I made sure I would not miss the actual race on April 24.  Thankfully, the event is treated like a holiday and afternoon school was cancelled.  As I quickly ate my lunch, I could see streams of vehicles, skidoos, and people make their way to the starting lines.  Low overcast clouds hung above the bay.  Throwing on my winter outerwear, I walked down to the ice armed with my digital camera.  I got there just before 1pm. 

The weather was much different out in the bay with strong cold winds blowing through.  Despite this, there was plenty of activity.  The eleven competitors were looking after their dogs, support teams were checking their supplies and skidoos, and spectators were walking around snapping pictures and talking to each other.  The support teams were the first to leave, forming a long convoy of skidoos and qamutiqs.  Many waved them goodbye.  The support teams needed at least an hour's head start to get to the first checkpoint and have it prepared.  When they were out of sight, some people went back to town because the race wouldn't start until 2pm.  I chose to stay and snap more photos.
Support Teams leaving for the first checkpoint.
Picture taken by Ryan.
As time marched on, I realized that I should have gone home for lunch so that I could change into warmer clothes.  I was still wearing my work clothes underneath my winter parka and snow pants.  Thankfully, Ryan, the media teacher, showed me what many do to warm up: they sit in a heated vehicle.  You don't even have to know the owner.  It is a generally accepted rule that if you bring a vehicle out on the ice for a special event, you should leave it unlocked and running so that anyone who is cold can sit inside and warm up for a few minutes.  When 2pm neared, I got out of the land rover and positioned myself to catch all the action on my camera.  My battery was running low so I couldn't film any videos.
Mushers still use long whips to keep control of the dogs.  This is necessary because fights can still break out and if a dog gets seriously injured, it has to be put down.  The striking motions were flowing, not forceful. 

When the clock struck 2pm, an announcer with a bullhorn walked out in front of the dog teams and announced in Inuktitut that it was time to start the race.  He started his stop watch when he ordered the first competitor to go.  While his dogs sprinted forward, the first competitor waved goodbye.  The spectators returned the gesture.  The same cycle was repeated every minute.       
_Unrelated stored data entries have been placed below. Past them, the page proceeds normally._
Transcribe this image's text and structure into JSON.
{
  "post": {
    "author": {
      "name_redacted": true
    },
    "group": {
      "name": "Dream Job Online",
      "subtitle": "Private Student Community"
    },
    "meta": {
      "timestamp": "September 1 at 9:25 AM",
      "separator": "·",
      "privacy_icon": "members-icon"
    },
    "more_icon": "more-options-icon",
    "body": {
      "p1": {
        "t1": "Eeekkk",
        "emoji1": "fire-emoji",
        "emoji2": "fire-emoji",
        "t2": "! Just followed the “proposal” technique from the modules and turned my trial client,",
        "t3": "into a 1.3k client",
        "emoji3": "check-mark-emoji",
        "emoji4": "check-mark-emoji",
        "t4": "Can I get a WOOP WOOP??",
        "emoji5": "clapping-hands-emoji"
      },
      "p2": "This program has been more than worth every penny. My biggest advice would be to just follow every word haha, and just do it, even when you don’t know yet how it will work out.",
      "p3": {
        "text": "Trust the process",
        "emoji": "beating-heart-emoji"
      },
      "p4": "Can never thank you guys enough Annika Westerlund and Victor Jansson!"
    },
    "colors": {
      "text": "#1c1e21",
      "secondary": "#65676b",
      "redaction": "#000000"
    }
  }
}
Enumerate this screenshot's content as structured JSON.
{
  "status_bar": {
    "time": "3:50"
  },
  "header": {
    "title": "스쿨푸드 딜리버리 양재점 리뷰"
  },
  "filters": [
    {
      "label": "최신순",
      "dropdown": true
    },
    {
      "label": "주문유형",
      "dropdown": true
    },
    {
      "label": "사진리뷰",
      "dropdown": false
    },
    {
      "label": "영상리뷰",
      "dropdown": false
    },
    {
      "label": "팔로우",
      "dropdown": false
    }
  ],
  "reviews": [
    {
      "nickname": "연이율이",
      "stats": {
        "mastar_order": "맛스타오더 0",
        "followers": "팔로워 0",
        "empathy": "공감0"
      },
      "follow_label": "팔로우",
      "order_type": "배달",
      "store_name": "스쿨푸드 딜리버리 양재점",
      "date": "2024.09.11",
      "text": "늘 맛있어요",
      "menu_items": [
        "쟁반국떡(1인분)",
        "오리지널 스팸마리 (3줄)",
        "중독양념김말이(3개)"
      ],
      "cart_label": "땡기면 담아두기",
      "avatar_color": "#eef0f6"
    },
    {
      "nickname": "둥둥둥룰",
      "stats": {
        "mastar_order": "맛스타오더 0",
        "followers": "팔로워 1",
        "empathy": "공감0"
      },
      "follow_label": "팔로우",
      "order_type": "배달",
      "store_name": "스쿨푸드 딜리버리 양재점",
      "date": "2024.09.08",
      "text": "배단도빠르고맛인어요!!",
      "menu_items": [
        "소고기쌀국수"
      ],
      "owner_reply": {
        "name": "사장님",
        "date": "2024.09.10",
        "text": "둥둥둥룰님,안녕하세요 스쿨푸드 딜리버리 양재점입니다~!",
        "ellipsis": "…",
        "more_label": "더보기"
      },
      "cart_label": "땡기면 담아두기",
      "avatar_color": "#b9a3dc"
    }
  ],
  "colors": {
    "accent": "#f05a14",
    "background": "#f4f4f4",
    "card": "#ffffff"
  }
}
There were two exciting and scary moments.  The first happened to musher #5; he fell off his qamutiq but his dogs kept running.  He hopped onto the back of a skidoo which raced off to catch up to the runaway dog team.  When the skidoo driver got side-by-side, musher #5 jumped back onto his qamutiq.  The infraction added five minutes to his overall time.  The second mishap happened to musher #9; one of his dogs refused to run with the rest of the pack.  The dog kept running to the far left, causing him to fall and to be dragged.  What was worse was that this happened repeatedly causing musher #9 to stop every few metres.  I could only hope that that rebellious dog would eventually fall in line.  When all the dog teams were gone, the crowds dispersed for the day.            

All teams arrived in Igloolik on May 3.  The final results were:
First Place: Andy Attagutalukutuk with a time of 38 hours and 34 minutes.
Second Place: Peter Siakuluk with a time of 39 hours.
Third Place: Bob Olayuk with a time of 40 hours.

Dog Team Mural created by Iga's Aulajaaqtut (Wellness) class.